Originally published 1 August 1983.
For almost 20 years I have ranged the woods and fields near my home in eastern Massachusetts. Most of the plants and animals have become familiar friends. By paying close attention to the weather, I can predict almost to a day when the first red-wing blackbird will reappear along the brook, or when the first cinnamon fern will unfurl its fiddleheads near the pond. There is a pleasure in the familiar, in the recurring patterns of the seasons.
But there is also a special pleasure in the unexpected. Consider the wild columbine. Not a particularly rare wildflower, I am told. But around here it is rare enough that in all my years of walking, I have seen only one plant. I found it growing on a rocky outcrop in the deep woods. It came, apparently, from nowhere, and left without progeny. A miracle, it seems, of creation from nothing.
No, not a miracle. Somehow a columbine seed had made its way to my rocky outcrop. That tiny package contained the blueprint for the finished plant. The orange, five-part nodding blossoms. The trailing spurs. The golden stamens, showering like fireworks from the bells. They were all there, marvelously encapsulated in a tiny seed that somehow made its way to my outcrop like a cosmic space traveler.
The origin of my columbine was a mystery which is enfolded within the greater mystery which is the origin of life itself. That greater mystery has been poked and prodded by science, it has yielded secret after secret, and yet the mystery remains as deep as ever.
I can be certain that my wild columbine grew from a seed, and that the origin of the seed was another columbine plant in someone else’s woods. But how did the first living thing come to be, the creature without a parent?

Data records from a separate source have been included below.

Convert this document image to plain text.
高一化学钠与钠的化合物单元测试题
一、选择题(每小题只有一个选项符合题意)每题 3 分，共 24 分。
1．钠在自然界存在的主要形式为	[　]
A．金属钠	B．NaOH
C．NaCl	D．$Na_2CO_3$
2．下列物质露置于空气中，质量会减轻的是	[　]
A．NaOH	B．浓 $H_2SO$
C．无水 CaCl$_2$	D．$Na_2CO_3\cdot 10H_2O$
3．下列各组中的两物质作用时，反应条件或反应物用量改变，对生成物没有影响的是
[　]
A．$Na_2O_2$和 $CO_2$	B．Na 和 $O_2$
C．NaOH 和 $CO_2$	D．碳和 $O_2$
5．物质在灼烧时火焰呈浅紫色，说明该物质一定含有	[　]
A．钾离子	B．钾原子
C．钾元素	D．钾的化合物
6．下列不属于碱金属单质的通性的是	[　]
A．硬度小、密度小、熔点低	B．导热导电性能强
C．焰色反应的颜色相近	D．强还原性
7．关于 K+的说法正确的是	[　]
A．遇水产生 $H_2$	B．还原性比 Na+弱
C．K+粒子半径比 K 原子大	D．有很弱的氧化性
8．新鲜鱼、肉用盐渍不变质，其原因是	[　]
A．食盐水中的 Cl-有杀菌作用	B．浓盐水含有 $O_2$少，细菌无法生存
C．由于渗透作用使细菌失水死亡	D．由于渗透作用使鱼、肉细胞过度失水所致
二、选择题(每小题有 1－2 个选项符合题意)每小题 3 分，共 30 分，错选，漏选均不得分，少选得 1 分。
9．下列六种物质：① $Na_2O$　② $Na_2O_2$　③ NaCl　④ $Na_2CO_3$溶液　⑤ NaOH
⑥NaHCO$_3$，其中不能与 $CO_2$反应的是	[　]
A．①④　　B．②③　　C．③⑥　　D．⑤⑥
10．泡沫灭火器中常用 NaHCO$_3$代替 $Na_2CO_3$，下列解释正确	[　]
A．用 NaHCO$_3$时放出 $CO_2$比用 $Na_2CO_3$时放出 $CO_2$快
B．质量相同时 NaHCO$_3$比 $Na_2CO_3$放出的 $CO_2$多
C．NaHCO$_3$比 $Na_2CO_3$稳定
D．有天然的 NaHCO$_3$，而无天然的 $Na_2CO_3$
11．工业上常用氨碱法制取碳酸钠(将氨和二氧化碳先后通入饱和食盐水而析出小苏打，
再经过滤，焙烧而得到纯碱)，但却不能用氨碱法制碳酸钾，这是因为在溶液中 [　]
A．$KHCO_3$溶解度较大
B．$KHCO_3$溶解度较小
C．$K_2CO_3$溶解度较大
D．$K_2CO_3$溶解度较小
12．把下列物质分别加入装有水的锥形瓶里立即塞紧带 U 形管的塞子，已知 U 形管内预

The first living creatures
The first living creatures were single-celled organisms, perhaps similar to the simplest bacteria existing today. Those primitive cells had the ability to survive over the short run by extracting energy from their environment, and to survive the long run by reproduction of their species. They were the first tentative steps on life’s precarious journey.
The bacterium and the blue whale, the elephant and the columbine, all share the same chemistry under the skin. The molecular building blocks of life are surprisingly limited — carbohydrates, fats, proteins and nucleic acids — the sorts of things you find listed on the side of your breakfast food box. The original building blocks for life were fabricated from materials available in the early oceans and atmosphere.
A series of experiments in the 1950s, and repeated and refined since, hints at how life happened. Researchers introduced ammonia and methane with water into a flask and subjected the mixture to a continuous electrical discharge. When the spark was turned off, the walls of the flask were coated with a scum of organic compounds. In particular, the amino acids, which are the subunits of the proteins, were found in the flask.
The experiments were an attempt to recreate the conditions that existed on the early earth. The same chemical reactions that occurred in their flask can be presumed to have happened in the early environment.
Building organic molecules out of simple gases and water requires energy. In the experiments, the energy source was an electric spark. On the early earth the main sources of energy were ultraviolet light from the sun and the crackle of lightning in the atmosphere.
As time passed, organic molecules began to accumulate in ancient seas. The waters of the earth became a chemical storehouse, a rich broth of organic ingredients. The stage was set for another level of synthesis.
Next, the threads of life
The next step was a big one: the creation of the very large molecules, the proteins and nucleic acids which are the threads of life. Proteins are chains of hundreds of amino acids, linked together in a particular sequence. The nucleic acids are even more complex than the proteins. The nucleic acid DNA, which contains the genetic code of living organisms, is a chain of sugars, phosphates, and organic bases which can have more than a billion links.
Water was necessary to collect and concentrate the molecular subunits of the proteins and nucleic acids. Creating the chemical links that held the subunits together in a chain required dehydration. How these apparently contradictory conditions were realized simultaneously is something of a mystery.
It is a further big step between the appearance of the first proteins and nucleic acids and the first living cells. It is like the step between a stack of pipes and valves and an operating petroleum refinery. At this point, scientists can do little more than guess at how the step was taken.
The assembly of proteins, nucleic acids, and finally living cells spontaneously from nonliving matter involved a sensitive balance of raw materials, energy, environment and time. Scientists may never see life leap spontaneously from a laboratory flask. Even if they could somehow recreate the physical conditions that prevailed on the earth 3.8 billion years ago, the one ingredient they cannot reproduce is time.
The unanticipated wild columbine on the woody outcrop seemed a bit of a miracle. The origin of life on earth seems still more miraculous. Research in molecular biology has taken us a long way toward understanding how the “miracle” happened. The mystery may yet yield to experiment and reason. “Nothing,” said the 19th century physicist Michael Faraday, “is too wonderful to be true.”